Shot in Canada where DeCoteau resides, the flick is the tale of 4 recent high-school graduates Wes, Sean, Ritch and Lauren, who decide to get away from it all for a little freedom in the great north woods where the gang decides to take an off-the-beaten-path detour before accidentally running down a grizzly bear cub and crashing their car into a tree. This unfortunate turn of events will leave the four friends running through the woods for their lives, as the big bad mama is ready for revenge.
If GRIZZLY RAGE is your first foray into the Maneater series of film—which have previously aired on the Sci-fi Channel—then you in for something of a treat. As this one, despite it’s incredible cheese value—is actually pretty watchable. The film looks great, DeCocteau knows how to pace the project—and with more than 60 credits to his name he’s the most over qualified of the previous “Maneater” directors to helm one of these productions. The cast is totally serviceable and while it’s not bringing in any over-the-hill stars like F. Murray Abarham, Lance Henriksen or Gary Busey into the mix, fans of teen fare like RADIO FREE ROSCOE and 7TH HEAVEN might perk up at the casting of Kate Todd and Tyler Hoechlin. Even stalwart fans of DeCoteau could note the presence of Brody Harms (BROTHERHOOD IV: THE COMPLEX) although the film dispatches with Harms character of Ritch pretty quickly.
Essentially what we have here is a chase movie. The targeted teens are stalked through the woods by the ferocious bear. And unlike the rubber spiders and rubble tentacles of past production, GRIZZLY RAGE employs an actual bear for effect. Of course a man in a bear suit is also employed for the close ups—but it’s a well made bear suit and one would hardly notice it, except for the fact that the real bear is never in the same frame as the actors.
The Velveeta element that I mentioned before is pretty jarring and it’s ultimately what makes GRIZZLY RAGE laughable at times. Instead of showing the bear actually killing off the protagonists in the film, they are generally swiped off screen—catapulted into buildings and bushes with a canon-like trajectory. When the bear finally arrives to exact the ultimate revenge the lens is splattered with a CGI spray of day-glo reds in order to inform us that the bear has just fed on our victim. It would have been more effective and infinitely less ridiculous to have simply cut away from a screaming victim. But then again, ridiculous is the very nature of the Maneater Series. So, I don’t fault them for following suit on this production and if you’ve seen some of the other films, you won’t either.
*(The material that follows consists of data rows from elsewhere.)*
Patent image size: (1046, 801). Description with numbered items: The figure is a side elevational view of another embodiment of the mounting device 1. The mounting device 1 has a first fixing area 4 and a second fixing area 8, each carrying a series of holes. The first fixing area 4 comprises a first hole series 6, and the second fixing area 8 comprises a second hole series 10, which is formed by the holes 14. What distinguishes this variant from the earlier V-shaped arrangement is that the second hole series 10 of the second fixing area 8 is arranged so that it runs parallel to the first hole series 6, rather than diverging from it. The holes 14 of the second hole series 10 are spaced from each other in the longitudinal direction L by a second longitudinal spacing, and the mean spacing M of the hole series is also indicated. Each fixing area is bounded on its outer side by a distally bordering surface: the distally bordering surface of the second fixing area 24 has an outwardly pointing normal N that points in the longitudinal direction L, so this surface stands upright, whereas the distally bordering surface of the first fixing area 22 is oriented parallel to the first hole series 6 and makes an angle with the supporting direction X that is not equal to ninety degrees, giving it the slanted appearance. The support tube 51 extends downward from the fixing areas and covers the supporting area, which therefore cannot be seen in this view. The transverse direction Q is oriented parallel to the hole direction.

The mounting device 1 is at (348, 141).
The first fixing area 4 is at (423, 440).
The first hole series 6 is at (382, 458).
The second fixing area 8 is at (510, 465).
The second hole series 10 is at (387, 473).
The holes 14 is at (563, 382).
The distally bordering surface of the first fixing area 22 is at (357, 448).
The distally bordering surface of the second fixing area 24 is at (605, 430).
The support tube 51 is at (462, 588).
Interestingly enough, since the film is mostly man versus animal, there’s not a lot of dialogue to bandy about. Mostly is just stuff like “run” or “look out” which is fine by me because when the characters are forced to get contemplative about their situation the teenage soap opera dissertations about the nature of life and death are pretty hard to take. At one point Lauren’s character even contemplates the karmic relationship between her hitting a parked car and being eaten alive. Yikes!
In the grand scheme of things, GRIZZLY RAGE is not going to take home any prizes for its reality or its originality but in the shadow of BLOOD MONKEY and IN THE SPIDERS WEB it looks and sounds better than most. Putting DeCoteau behind the camera is the only discernable difference I can see between this film and the others in terms of plot and production value, but, David’s proven over the course of his career that he knows how to make teens look good in front of the camera and for the most part he does that here as well. So, when you see the “Maneater Series” on the box art this time, don’t flee into the woods, scared for your life that another EYE OF THE BEAST is out there. If you do you might miss a pretty silly but satisfying little fright flick.